More than words
In the beginning was the Word, and the Word was with God, and the Word was God... And the Word was made flesh, and dwelt among us, (and we beheld his glory, the glory as of the only begotten of the Father,) full of grace and truth.
- St. John
The Gospel of John is introduced with a tremendous mystery: In Christ Jesus, God has incarnated Himself as Word, that is, He has completely expressed Himself through language.
To borrow from Marshall McLuhan's The Medium and the Light (who I have been encouraged to read by John H and Revd. Humann,) this merging of medium and message is unlike anything else in our experience:
"In Jesus Christ, there is no separation or distance between the medium and the message; it is the one case where we can say that the medium and the message are fully one and the same."
In all other cases, a word is a symbol that communicates a meaning, while still remaining separate from that meaning. Another way of saying it: The word is not the thing itself, but only a representation of that thing.
Except in the case of the incarnate Word -- the Greek logos -- that St. John proclaims. The Word existed in the beginning, was with God, was God, and was made flesh, yet is still Word.
A Word can be spoken, written, and reflected upon. A Word can be from one person to another given and received. What are the implications of possessing the Word of God; the Word that is Christ?
It's very likely that none of this is new to any of you, but the realization of the reality of the Word these past few nights has kept me awake for hours. That the incarnate God is present in my pastor's pronouncement every Sunday quickens my pulse. That He fills a place when His Gospel is preached makes me tremble.
13 ...that ye heard the word of truth, the gospel of your salvation: in whom also after that ye believed, ye were sealed with that holy Spirit of promise,14 Which is the earnest of our inheritance until the redemption of the purchased possession, unto the praise of his glory.

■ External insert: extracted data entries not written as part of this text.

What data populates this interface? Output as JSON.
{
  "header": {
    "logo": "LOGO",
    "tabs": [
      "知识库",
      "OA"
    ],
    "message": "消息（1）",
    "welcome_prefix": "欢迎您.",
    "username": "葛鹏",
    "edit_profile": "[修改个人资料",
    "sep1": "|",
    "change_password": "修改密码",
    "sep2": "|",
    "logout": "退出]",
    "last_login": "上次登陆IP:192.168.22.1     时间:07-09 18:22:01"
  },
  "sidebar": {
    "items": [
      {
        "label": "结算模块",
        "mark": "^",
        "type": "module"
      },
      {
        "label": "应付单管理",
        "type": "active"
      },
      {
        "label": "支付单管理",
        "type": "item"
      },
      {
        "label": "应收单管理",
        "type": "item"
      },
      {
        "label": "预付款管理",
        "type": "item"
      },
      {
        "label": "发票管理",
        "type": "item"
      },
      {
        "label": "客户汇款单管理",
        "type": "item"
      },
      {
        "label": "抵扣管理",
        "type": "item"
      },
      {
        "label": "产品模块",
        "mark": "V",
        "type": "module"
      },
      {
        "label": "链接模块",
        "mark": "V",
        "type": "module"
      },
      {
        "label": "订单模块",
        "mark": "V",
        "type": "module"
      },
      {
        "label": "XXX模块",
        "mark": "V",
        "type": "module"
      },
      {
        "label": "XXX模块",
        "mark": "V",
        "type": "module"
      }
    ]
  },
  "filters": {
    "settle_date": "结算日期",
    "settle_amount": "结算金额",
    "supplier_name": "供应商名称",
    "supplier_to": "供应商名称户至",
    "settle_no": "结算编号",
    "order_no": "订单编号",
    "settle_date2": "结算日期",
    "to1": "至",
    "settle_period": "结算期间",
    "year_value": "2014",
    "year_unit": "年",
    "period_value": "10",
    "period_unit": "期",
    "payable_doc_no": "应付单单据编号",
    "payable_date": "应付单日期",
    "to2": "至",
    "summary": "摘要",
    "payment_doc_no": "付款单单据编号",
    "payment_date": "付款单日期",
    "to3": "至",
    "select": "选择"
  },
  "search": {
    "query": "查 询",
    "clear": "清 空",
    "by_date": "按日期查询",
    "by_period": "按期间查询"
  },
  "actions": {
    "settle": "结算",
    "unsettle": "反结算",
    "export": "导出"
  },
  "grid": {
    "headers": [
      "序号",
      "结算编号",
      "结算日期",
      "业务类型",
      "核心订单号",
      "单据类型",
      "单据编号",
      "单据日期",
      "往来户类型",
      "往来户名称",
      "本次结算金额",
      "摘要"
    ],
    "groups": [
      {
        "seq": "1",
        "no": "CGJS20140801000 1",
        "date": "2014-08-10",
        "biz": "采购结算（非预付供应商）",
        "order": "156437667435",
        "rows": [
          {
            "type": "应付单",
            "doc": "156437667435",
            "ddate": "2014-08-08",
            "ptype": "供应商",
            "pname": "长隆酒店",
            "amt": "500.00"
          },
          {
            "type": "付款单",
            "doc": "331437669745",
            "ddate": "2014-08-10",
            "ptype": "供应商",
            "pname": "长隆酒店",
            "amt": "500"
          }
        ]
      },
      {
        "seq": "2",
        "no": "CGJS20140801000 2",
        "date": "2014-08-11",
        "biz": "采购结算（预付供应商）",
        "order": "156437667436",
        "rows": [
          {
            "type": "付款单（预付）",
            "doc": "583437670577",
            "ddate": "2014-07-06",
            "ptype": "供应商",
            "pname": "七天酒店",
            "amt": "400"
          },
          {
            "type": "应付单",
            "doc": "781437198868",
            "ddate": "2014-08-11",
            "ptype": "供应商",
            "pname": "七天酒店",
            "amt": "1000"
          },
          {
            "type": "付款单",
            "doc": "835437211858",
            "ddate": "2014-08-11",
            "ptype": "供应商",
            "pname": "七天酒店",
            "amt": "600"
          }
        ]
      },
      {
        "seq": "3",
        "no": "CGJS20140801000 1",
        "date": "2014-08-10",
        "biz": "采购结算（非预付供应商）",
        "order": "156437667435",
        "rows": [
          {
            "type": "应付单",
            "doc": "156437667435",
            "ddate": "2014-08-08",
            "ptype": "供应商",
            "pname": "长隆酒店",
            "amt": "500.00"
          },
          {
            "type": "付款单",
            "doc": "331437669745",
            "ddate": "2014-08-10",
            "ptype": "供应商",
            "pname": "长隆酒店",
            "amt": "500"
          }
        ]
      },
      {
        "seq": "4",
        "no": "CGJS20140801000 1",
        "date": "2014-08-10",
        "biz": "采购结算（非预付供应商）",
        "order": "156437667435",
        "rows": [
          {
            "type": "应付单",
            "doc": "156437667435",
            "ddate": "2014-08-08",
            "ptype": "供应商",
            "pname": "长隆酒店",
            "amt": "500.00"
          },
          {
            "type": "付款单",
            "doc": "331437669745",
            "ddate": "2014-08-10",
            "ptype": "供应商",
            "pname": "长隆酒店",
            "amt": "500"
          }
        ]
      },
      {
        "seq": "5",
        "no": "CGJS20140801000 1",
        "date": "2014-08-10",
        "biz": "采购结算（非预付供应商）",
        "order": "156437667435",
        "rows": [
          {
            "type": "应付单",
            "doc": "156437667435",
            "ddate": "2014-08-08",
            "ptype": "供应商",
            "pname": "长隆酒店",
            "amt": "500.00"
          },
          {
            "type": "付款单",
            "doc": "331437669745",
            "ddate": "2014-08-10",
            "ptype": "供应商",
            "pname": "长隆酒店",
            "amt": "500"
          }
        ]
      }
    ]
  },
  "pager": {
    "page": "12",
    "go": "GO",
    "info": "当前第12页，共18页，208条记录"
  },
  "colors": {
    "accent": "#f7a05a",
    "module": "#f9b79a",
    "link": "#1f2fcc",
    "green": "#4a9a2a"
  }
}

In the tradition I was raised in, I thought the Word was strictly scripture, printed and bound. To open the Word, read the Word, or study the Word was to involve yourself in the pages of the book itself. Surely, I was told that it was living and active, sharper than any double-edged sword, but these descriptions seemed metaphoric, never revelatory. To be in the Word was to me, like being "in" Tolkien or Lewis -- all my attention on their words.
But to be in the Word is to be taken into the second person of the trinity; the fullness of Christ is as near as the invocation of the Word.

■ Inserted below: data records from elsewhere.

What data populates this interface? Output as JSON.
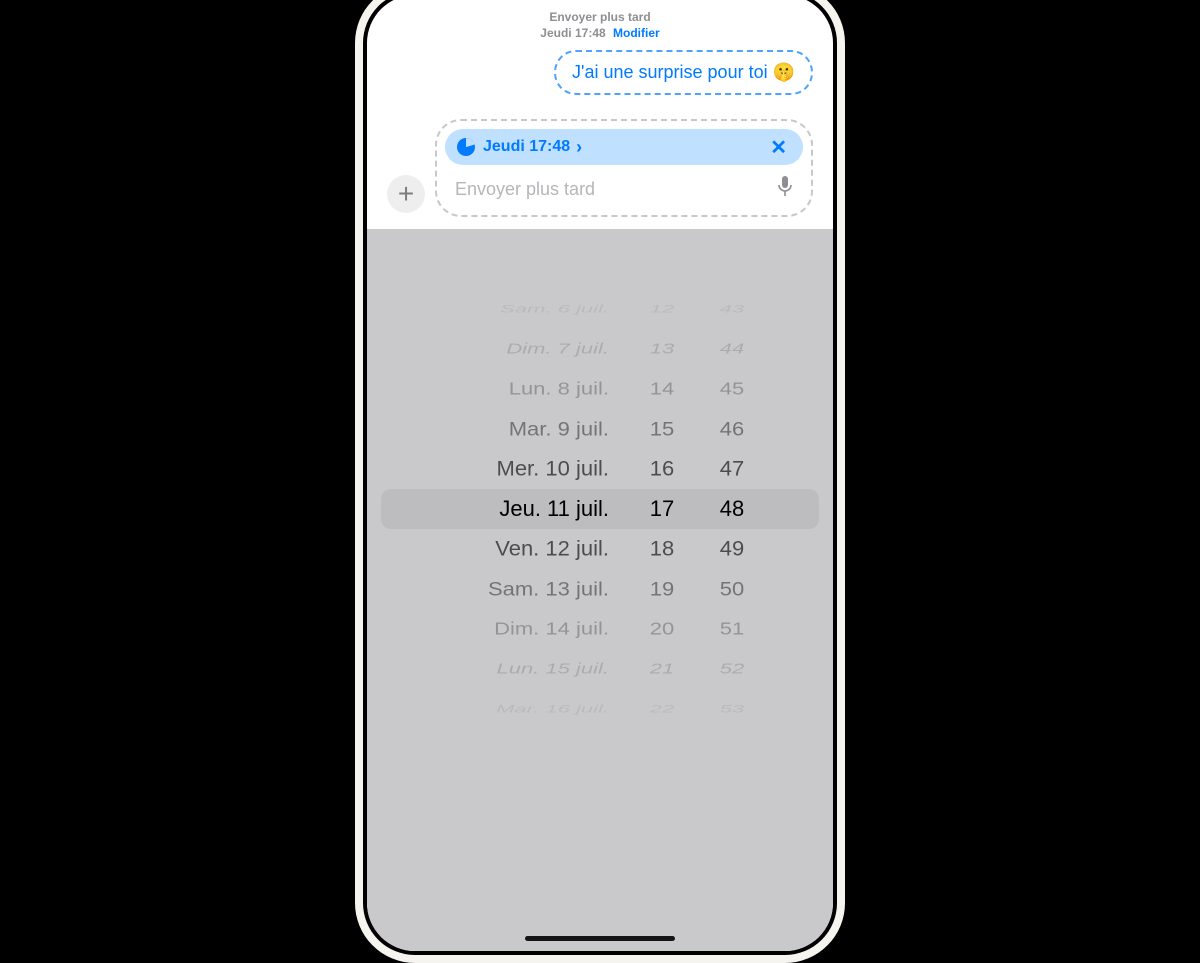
{
  "header": {
    "title": "Envoyer plus tard",
    "datetime": "Jeudi 17:48",
    "edit_label": "Modifier"
  },
  "message": {
    "bubble_text": "J'ai une surprise pour toi 🤫"
  },
  "schedule_pill": {
    "label": "Jeudi 17:48",
    "chevron": "›",
    "close": "✕"
  },
  "compose": {
    "add_glyph": "+",
    "placeholder": "Envoyer plus tard",
    "mic_glyph": "🎤"
  },
  "picker": {
    "dates_before": [
      "Sam. 6 juil.",
      "Dim. 7 juil.",
      "Lun. 8 juil.",
      "Mar. 9 juil.",
      "Mer. 10 juil."
    ],
    "date_selected": "Jeu. 11 juil.",
    "dates_after": [
      "Ven. 12 juil.",
      "Sam. 13 juil.",
      "Dim. 14 juil.",
      "Lun. 15 juil.",
      "Mar. 16 juil."
    ],
    "hours_before": [
      "12",
      "13",
      "14",
      "15",
      "16"
    ],
    "hour_selected": "17",
    "hours_after": [
      "18",
      "19",
      "20",
      "21",
      "22"
    ],
    "mins_before": [
      "43",
      "44",
      "45",
      "46",
      "47"
    ],
    "min_selected": "48",
    "mins_after": [
      "49",
      "50",
      "51",
      "52",
      "53"
    ]
  }
}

To think of it another way: If in our conversation Devona and I, while sitting at our house in Akron, speak the name of my younger brother Mike (who is far away in Wadsworth), it does not cause Mike to be there with us. Maybe it brings to mind his face, or his voice, or some memory about him, but Mike is still in Wadsworth, playing Playstation in the basement and avoiding his homework.
When the Word is invoked, Christ is truly present. We have more than a symbol of Christ, we have Him in truth. By the power of the Holy Spirit, He pricks our hearts and calls us to Himself.
The Word is communicated orally, comes to us audibly, and enters us; we believe it, confess it, and He sears Himself onto our hearts in the gift of faith. The Word is the evangel complete, its medium and message combined. To communicate faith, the Word needs nothing other than to be communicated.